Dr. Huttman replied:
Unfortunately, the Affordable Care Act did not offer the level of support for addiction treatment that it proposed to do.
Perhaps it helped cover basic individual or group outpatient counseling services as well as some medications, but from what I have seen at our facility it rarely afforded individuals the ability to admit to much needed treatment facilities.
Medicaid rarely covers such costs and private insurance purchased through the market place often led to unmanageable cost sharing responsibilities of the member.
We repeatedly had to inform those who expedited their marketplace polices to cover treatment that they had extensive deductibles often greater than $10,000.

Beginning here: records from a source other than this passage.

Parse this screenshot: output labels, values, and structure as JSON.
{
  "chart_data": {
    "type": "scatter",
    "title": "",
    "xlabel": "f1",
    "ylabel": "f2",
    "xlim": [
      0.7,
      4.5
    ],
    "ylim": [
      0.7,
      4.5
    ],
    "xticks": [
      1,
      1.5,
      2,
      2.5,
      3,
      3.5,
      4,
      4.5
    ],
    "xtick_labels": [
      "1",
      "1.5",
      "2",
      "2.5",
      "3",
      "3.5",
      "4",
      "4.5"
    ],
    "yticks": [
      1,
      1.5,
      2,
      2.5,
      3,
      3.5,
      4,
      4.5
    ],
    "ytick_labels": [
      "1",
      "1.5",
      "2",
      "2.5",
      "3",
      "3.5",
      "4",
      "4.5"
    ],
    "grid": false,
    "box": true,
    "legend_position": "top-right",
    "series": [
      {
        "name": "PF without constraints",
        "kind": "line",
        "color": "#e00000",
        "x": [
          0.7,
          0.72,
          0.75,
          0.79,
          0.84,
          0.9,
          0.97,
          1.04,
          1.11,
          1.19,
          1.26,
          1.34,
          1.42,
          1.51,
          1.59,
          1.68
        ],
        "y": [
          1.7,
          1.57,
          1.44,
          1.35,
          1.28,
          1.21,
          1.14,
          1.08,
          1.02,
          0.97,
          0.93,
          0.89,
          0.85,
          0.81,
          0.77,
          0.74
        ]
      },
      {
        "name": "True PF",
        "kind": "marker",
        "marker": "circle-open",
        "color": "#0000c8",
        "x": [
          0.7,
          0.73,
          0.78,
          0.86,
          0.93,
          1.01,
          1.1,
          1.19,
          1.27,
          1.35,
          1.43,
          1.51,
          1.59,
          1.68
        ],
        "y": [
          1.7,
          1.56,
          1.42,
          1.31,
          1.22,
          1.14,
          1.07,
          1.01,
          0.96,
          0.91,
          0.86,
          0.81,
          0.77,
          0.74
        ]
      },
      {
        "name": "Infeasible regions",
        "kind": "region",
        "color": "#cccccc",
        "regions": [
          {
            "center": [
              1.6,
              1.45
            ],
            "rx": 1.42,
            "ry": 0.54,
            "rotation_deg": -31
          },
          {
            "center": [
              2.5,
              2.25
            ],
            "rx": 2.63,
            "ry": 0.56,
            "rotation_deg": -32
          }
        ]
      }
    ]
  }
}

Conversely, many of the large insurance carriers utilized the new guidelines of the Affordable Care Act and Parity Act to go to war against treatment centers from a UR and medical necessity standpoint in order to creatively avoid payments even for policies not offered via the marketplace. The result has been even less covered benefits for private facility based substance abuse treatment than before the act went into effect. Perhaps the worst part of all of this is that insurance companies present as victims in the eye of the public through media reports and the absence of information evidencing the lack of coverage during the opioid epidemic our country has been facing.
All excellent points. Thanks to Dr. Huttman and for all of our thousands of readers for remaining engaged!